Sir, the recent paper by Yusuf, Wright, and Robertson1 has stimulated me to write about our attempts to properly legitimise a fluoride varnish programme.

In the past, when fluoride varnish (FV) trained dental nurses applied Duraphat varnish, they were doing this under the legislation provided within the prescription only medicine (POM) order (1997)2 which permits the administration to human beings of a POM which is not for parenteral administration, without the need for a patient group direction (PGD) or prescription.

In order to improve governance we recently included the FV trained nurses in a PGD so they could more legitimately apply the Duraphat varnish (which is a prescription only medicine).

Writing the Duraphat Varnish PGD highlighted the following issues:

  • Application to patients suffering from asthma is contraindicated. Many training courses substitute the phrase '...hospitalised for severe asthma' although the summary of product characteristics (SPC)3 specifically mentions asthma as a contraindication. Some trainers advise using other varnish products to circumvent this. These products are not presently licensed for caries prevention and therefore cannot legally be substituted for Duraphat varnish

  • Insofar as the Duraphat varnish tube contains latex, and there is a possibility of allergic reactions to other constituents of the varnish, our varnish teams are carrying an emergency kit. This is also required as Resuscitation Council Guidelines state that an emergency kit should be available in all clinical situations. Staff must have appropriate training in the use of the emergency kit, especially recognition and treatment of anaphyaxis. With the number of applications nationwide it may be only a matter of time before a patient suffers a reaction

  • Nurses applying Duraphat varnish must be covered by indemnity as they are undertaking a clinical task

  • As Duraphat varnish contains alcohol, patients and parents must be advised of this, in case they have religious qualms about the procedure. We have included this in the consent procedure.
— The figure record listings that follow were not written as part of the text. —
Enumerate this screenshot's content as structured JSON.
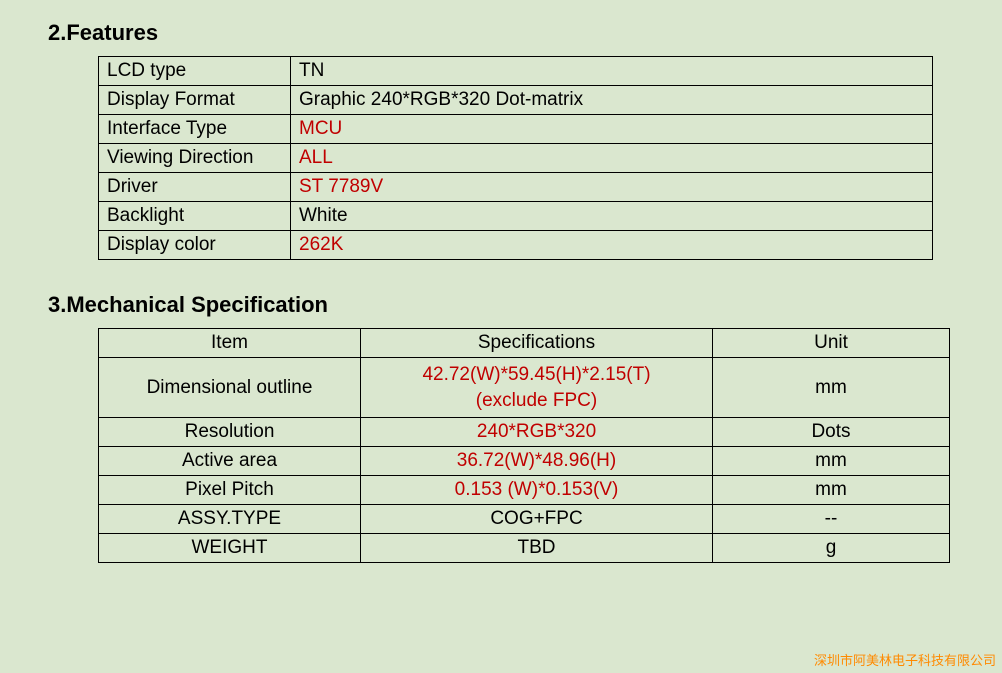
{
  "colors": {
    "background": "#dae7cf",
    "text": "#000000",
    "highlight": "#c00000",
    "border": "#000000",
    "footer": "#ff8a00"
  },
  "typography": {
    "heading_fontsize_pt": 17,
    "cell_fontsize_pt": 14,
    "font_family": "Arial"
  },
  "section_features": {
    "heading": "2.Features",
    "rows": [
      {
        "label": "LCD type",
        "value": "TN",
        "highlight": false
      },
      {
        "label": "Display Format",
        "value": "Graphic 240*RGB*320 Dot-matrix",
        "highlight": false
      },
      {
        "label": "Interface Type",
        "value": "MCU",
        "highlight": true
      },
      {
        "label": "Viewing Direction",
        "value": "ALL",
        "highlight": true
      },
      {
        "label": "Driver",
        "value": "ST 7789V",
        "highlight": true
      },
      {
        "label": "Backlight",
        "value": "White",
        "highlight": false
      },
      {
        "label": "Display color",
        "value": "262K",
        "highlight": true
      }
    ]
  },
  "section_mechanical": {
    "heading": "3.Mechanical Specification",
    "header": {
      "item": "Item",
      "spec": "Specifications",
      "unit": "Unit"
    },
    "rows": [
      {
        "item": "Dimensional outline",
        "spec": "42.72(W)*59.45(H)*2.15(T)\n(exclude FPC)",
        "unit": "mm",
        "highlight": true
      },
      {
        "item": "Resolution",
        "spec": "240*RGB*320",
        "unit": "Dots",
        "highlight": true
      },
      {
        "item": "Active area",
        "spec": "36.72(W)*48.96(H)",
        "unit": "mm",
        "highlight": true
      },
      {
        "item": "Pixel Pitch",
        "spec": "0.153 (W)*0.153(V)",
        "unit": "mm",
        "highlight": true
      },
      {
        "item": "ASSY.TYPE",
        "spec": "COG+FPC",
        "unit": "--",
        "highlight": false
      },
      {
        "item": "WEIGHT",
        "spec": "TBD",
        "unit": "g",
        "highlight": false
      }
    ]
  },
  "footer": "深圳市阿美林电子科技有限公司"
}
Digging deeper into the legality of extended duties undertaken by dental care professionals and the use of PGDs raises quite a few similar issues. Whilst therapists working in NHS Trusts are covered by properly written and audited PGDs, what is the situation with open access? Also, perusal of the SPCs for common drugs raises some interesting issues. For example, articaine with adrenaline is contraindicated in diabetics,4 whereas lidocaine with adrenaline is not,5 and this has to be reflected in their PGDs.

Nowadays it is not acceptable to run programmes or promulgate extended duties without due diligence in their design. Our recent experience with Duraphat varnish shows the potential pitfalls even in apparently simple programmes, or am I being too fussy?